All the regulatory evidence is there to support why implementing RBM shouldn’t be a point of concern. However, the first step in any change process is acknowledging and understanding the need for change. Making the unknown known will trigger the onset of change. RBM solution providers can help organisations draw up how RBM is going to affect the organisation, i.e. a stakeholder analysis highlighting the improvements that ripple through the future of an organisation. After all, Risk-based Monitoring is supposed to make everyone’s life easier.
Excuse number 5: “We plan to swap Risk-based Monitoring with remote monitoring”
First, we need to understand that sites remain key when it comes to executing clinical trials. RBM allows remote monitoring on an as needed basis and checking much of what needs to be checked off-site. This way of working enables the CRA to focus on people rather than data during on-site visits. Instead of keeping head down in paperwork, the CRA can spend more time working with the site team to uncover the root-cause of problems, helping, consulting, and inspiring. Risk-based Monitoring is a complementary activity that supports the remote monitor to focus on different aspects than the on-site monitor avoiding duplicating the effort.
Excuse number 6: “It is not a regulatory requirement to implement RBM”

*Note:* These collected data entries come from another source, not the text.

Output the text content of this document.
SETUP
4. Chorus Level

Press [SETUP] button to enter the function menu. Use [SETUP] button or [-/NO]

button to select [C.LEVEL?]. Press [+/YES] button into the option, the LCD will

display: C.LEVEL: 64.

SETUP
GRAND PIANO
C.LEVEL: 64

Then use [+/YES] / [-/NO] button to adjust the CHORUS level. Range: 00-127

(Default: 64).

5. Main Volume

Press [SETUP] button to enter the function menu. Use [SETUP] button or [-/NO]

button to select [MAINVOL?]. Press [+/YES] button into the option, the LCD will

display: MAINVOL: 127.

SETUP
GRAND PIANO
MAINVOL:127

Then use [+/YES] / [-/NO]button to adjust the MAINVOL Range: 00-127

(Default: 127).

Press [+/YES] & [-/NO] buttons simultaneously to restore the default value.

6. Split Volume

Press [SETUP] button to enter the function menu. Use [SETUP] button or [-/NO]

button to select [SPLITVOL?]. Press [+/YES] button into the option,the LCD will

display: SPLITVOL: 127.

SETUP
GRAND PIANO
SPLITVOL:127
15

Obviously RBM is not developed for the sake of pleasing any regulatory body. The biggest driving factors behind implementing Risk-based Monitoring of clinical trials are quality and savings. Centralised monitoring of trial sites based on risk profile is cheaper, less resource-intensive and, ultimately, more efficient. But consider this: trials that are using RBM have found that it increases the effectiveness of quality control as well as data accuracy. What is in your way of bringing your drugs to market faster, better and safer even if it is just suggested by regulatory bodies?
Excuse number 7: “We cannot decide who should own Risk-based Monitoring at our organisation”

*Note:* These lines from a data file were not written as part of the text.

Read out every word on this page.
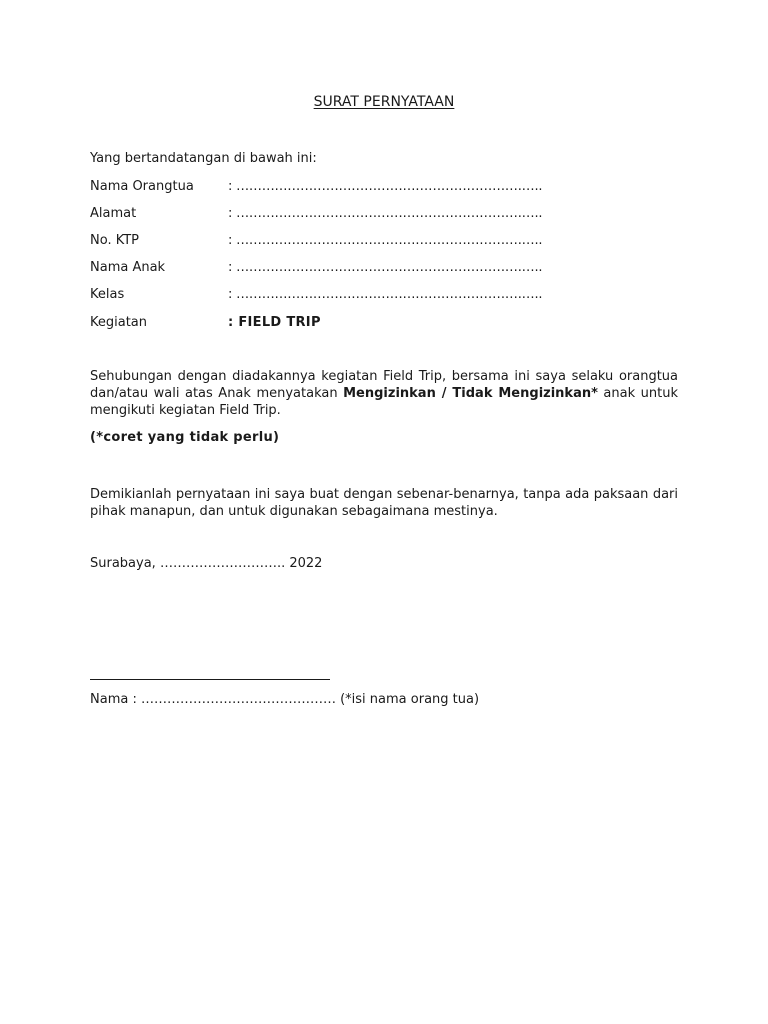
SURAT PERNYATAAN
Yang bertandatangan di bawah ini:
Nama Orangtua	: ………………………………………………………….…..
Alamat	: ………………………………………………………….…..
No. KTP	: ………………………………………………………….…..
Nama Anak	: ………………………………………………………….…..
Kelas	: ………………………………………………………….…..
Kegiatan	: FIELD TRIP
Sehubungan dengan diadakannya kegiatan Field Trip, bersama ini saya selaku orangtua dan/atau wali atas Anak menyatakan Mengizinkan / Tidak Mengizinkan* anak untuk mengikuti kegiatan Field Trip.
(*coret yang tidak perlu)
Demikianlah pernyataan ini saya buat dengan sebenar-benarnya, tanpa ada paksaan dari pihak manapun, dan untuk digunakan sebagaimana mestinya.
Surabaya, ……………………….. 2022
Nama : ……………………………………… (*isi nama orang tua)
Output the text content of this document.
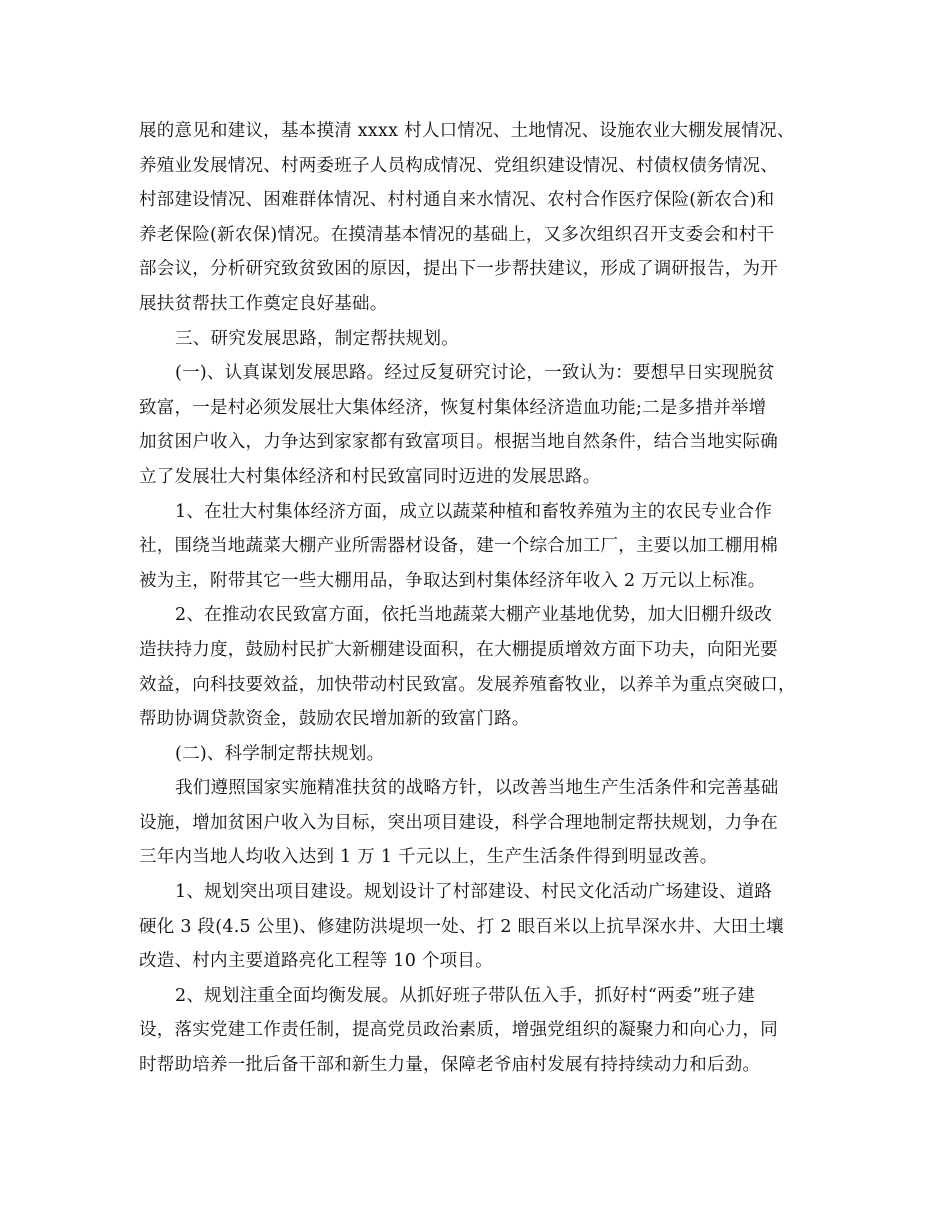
展的意见和建议，基本摸清 xxxx 村人口情况、土地情况、设施农业大棚发展情况、
养殖业发展情况、村两委班子人员构成情况、党组织建设情况、村债权债务情况、
村部建设情况、困难群体情况、村村通自来水情况、农村合作医疗保险(新农合)和
养老保险(新农保)情况。在摸清基本情况的基础上，又多次组织召开支委会和村干
部会议，分析研究致贫致困的原因，提出下一步帮扶建议，形成了调研报告，为开
展扶贫帮扶工作奠定良好基础。
三、研究发展思路，制定帮扶规划。
(一)、认真谋划发展思路。经过反复研究讨论，一致认为：要想早日实现脱贫
致富，一是村必须发展壮大集体经济，恢复村集体经济造血功能;二是多措并举增
加贫困户收入，力争达到家家都有致富项目。根据当地自然条件，结合当地实际确
立了发展壮大村集体经济和村民致富同时迈进的发展思路。
1、在壮大村集体经济方面，成立以蔬菜种植和畜牧养殖为主的农民专业合作
社，围绕当地蔬菜大棚产业所需器材设备，建一个综合加工厂，主要以加工棚用棉
被为主，附带其它一些大棚用品，争取达到村集体经济年收入 2 万元以上标准。
2、在推动农民致富方面，依托当地蔬菜大棚产业基地优势，加大旧棚升级改
造扶持力度，鼓励村民扩大新棚建设面积，在大棚提质增效方面下功夫，向阳光要
效益，向科技要效益，加快带动村民致富。发展养殖畜牧业，以养羊为重点突破口，
帮助协调贷款资金，鼓励农民增加新的致富门路。
(二)、科学制定帮扶规划。
我们遵照国家实施精准扶贫的战略方针，以改善当地生产生活条件和完善基础
设施，增加贫困户收入为目标，突出项目建设，科学合理地制定帮扶规划，力争在
三年内当地人均收入达到 1 万 1 千元以上，生产生活条件得到明显改善。
1、规划突出项目建设。规划设计了村部建设、村民文化活动广场建设、道路
硬化 3 段(4.5 公里)、修建防洪堤坝一处、打 2 眼百米以上抗旱深水井、大田土壤
改造、村内主要道路亮化工程等 10 个项目。
2、规划注重全面均衡发展。从抓好班子带队伍入手，抓好村“两委”班子建
设，落实党建工作责任制，提高党员政治素质，增强党组织的凝聚力和向心力，同
时帮助培养一批后备干部和新生力量，保障老爷庙村发展有持持续动力和后劲。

“Who is going to manage the implementation of RBM?” It’s a question that will shape clinical trial decisions for the next decade. The benefits of Risk-based Monitoring have opened-up a myriad of opportunities for pharma companies, but they have also sparked the need for organisational changes. Pharma companies must increasingly ask themselves if they want to spend their time looking for the hard to find experts to manage their clinical trials, or if they want to partner with an RBM solution provider. So, in case your organisation cannot make up its mind, consult an RBM solution provider.
No more excuses. A new era for clinical research is here, and we all need to learn to live and thrive in it.